We are in a period of 'extreme uncertainty' – IFC

Principal investment advisor at the International Finance Corporation Ralph Keitel says that with China’s two decades of high growth almost over, GPs and LPs have to adjust expectations to a ‘new normal’ low growth environment.

For almost forty years, the International Finance Corporation (IFC), the World Bank's investment arm, has been an active investor in private equity, investing about $500 million annually into funds focused on developing countries.

In the East Asia Pacific region alone, its long-term investments totalled $3.3 billion in fiscal year 2015, including $1.1 billion from other investors.

Managers the IFC has committed to include Kotak Mahindra Group's Kotak India Private Equity Fund III, Olympus Capital Holdings' Asia Environmental Partners II, Brummer & Partners' Frontier Bangladesh II and Philippines-focused Navegar Fund, and Everstone Capital's Everstone Capital Partners III, among others, according to PEI Research & Analytics.

Ralph Keitel, principal investment officer at the IFC, tells Private Equity International about the organisation's approach to investing.

Q: What markets catch your eye?
A: The IFC has been very supportive of southeast Asia, with more than half of our program in the east Asia Pacific directed at the region.

Two countries that are poised for strong growth in the coming years and thus currently favoured by the investment community are Vietnam and the Philippines – despite elections coming up this year in the Philippines.

Another country currently flying high in investor sentiment is Myanmar which held successful democratic elections late last year. Early indications suggest that laws and regulations are expected to be implemented which aim to encourage foreign investment but, obviously, one has to see how this process unfolds in practice.
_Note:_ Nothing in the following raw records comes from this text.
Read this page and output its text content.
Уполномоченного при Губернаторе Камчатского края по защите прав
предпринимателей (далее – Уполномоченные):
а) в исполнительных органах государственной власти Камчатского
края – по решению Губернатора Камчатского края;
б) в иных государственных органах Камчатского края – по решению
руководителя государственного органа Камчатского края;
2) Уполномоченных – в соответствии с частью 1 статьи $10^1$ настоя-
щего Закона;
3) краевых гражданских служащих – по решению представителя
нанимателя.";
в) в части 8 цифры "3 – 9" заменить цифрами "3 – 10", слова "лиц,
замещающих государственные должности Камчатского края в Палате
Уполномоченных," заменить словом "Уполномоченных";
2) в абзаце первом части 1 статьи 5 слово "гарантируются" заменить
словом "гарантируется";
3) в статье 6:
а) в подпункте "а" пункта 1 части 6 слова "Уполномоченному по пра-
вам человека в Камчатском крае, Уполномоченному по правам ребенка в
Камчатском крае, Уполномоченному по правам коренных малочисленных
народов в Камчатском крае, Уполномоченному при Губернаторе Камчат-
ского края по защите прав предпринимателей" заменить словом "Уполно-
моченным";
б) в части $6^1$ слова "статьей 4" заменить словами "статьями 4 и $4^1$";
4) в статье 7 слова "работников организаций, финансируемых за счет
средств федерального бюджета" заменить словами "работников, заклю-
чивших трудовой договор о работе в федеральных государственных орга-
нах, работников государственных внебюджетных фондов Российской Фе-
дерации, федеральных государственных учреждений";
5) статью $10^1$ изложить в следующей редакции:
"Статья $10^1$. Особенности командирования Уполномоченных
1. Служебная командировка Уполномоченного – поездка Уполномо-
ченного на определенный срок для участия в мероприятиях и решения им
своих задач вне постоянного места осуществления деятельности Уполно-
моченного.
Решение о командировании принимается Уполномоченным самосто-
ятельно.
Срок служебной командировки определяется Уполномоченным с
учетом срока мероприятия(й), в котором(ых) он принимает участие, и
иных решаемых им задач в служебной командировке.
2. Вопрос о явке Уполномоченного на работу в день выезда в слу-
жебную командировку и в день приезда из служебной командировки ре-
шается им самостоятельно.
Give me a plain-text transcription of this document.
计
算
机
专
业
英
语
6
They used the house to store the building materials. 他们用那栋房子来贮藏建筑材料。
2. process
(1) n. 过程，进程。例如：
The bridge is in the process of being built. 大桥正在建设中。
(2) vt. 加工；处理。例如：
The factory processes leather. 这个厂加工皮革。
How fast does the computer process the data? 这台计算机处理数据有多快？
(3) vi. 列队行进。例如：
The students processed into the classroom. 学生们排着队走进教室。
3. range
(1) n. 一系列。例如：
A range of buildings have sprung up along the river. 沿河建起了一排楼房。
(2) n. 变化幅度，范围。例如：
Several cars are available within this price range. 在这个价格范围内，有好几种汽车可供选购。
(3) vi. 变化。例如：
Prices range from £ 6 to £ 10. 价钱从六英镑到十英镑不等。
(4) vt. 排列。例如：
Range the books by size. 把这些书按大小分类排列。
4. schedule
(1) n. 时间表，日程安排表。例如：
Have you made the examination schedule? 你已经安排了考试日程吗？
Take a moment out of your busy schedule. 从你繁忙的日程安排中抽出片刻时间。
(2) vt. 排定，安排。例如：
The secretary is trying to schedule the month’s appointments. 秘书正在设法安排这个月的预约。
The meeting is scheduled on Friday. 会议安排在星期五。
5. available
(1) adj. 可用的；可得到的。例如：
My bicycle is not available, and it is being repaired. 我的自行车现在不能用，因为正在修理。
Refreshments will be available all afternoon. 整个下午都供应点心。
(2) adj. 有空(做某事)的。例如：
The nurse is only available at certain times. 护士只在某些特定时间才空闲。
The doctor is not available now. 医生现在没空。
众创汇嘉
Q: What is creating volatility in emerging markets?
A: Right now we seem to be in a period of extreme uncertainty. When the Fed finally raised its rates, people had long built this into their expectations and things seemed to be on a clearer path. But now, with the economy in the US stuttering and the EU mired in political tensions, volatility has gone up again. I would think that both these issues will be resolved in the next 12 to 24 months and make way for a more stable outlook.

But what is unlikely to come back are the very benign conditions of the past. Growth in China is decelerating and US interest rates are poised to rise eventually so these locomotives of global growth will no longer be in place to help lift all the boats. As a consequence, developing countries need to make efforts to implement business reforms that encourage private sector development and avoid running large deficits which can lead to inflation, currency depreciation and, ultimately, capital flight.

Q: Is there any good news?
A: The good news is that two decades of strong growth have helped to create a middle class in many developing countries, with increasing disposable incomes available for discretionary spending. These are the new engine driving economic growth – but that engine is not running as fast as before without the help of the twin turbochargers [of record low interest rates and high Chinese growth and demand for commodities] of the past.

Overall, the emerging market 'story' remains intact but, with global growth slowing down, growth rates in emerging markets have also come down below the abnormally high rates we've seen in the past. So all participants – entrepreneurs, GPs and LPs – have to adjust their expectations downwards in this 'new normal' environment of lower growth.”

Q: How are private equity managers received in emerging markets?
A: What you now have in many countries is what I would call “lighthouse deals”, i.e. some very successful transactions where entrepreneurs have seen the positive wealth effect that private equity and venture capital can bring, so I think there is a much wider understanding of the asset class.

Another factor that will continue to benefit private equity in emerging markets, particularly in frontier markets, is that globally banks have taken a significant hit and are trading at record-low valuations. What this means is that banks are very reluctant to expand their balance sheet – or are shrinking them – so fast-growing small and medium enterprises have nowhere to turn but to private equity to finance their growth.”

Q: How does the IFC select markets to deploy capital?
A: When we look at our target countries, we do so from different angles: how much quality deal flow is there and what's driving it; what's the competitive environment – both institutional private equity and non-institutional sources of capital. One other thing we look at very closely is the local environment (e.g., political, legal, regulatory) and how conducive it is to the private sector's business activities. We like countries that are implementing reforms which benefit the private sector, for example putting an open trade environment at the centre of their government policy.

Q: What's the key to private equity success in frontier markets?
A: Nothing beats long-term experience of a limited partner and being able to apply past experience in new markets. A long-term investment horizon is key when investing in emerging markets private equity.

If you're an investor in any asset class and you don't know what's happening on the ground, then you have a very limited ability to question or challenge the GP. You then either accept at face value what the GP tells you or if you don't feel comfortable doing that then you are probably better off avoiding the risk and not investing.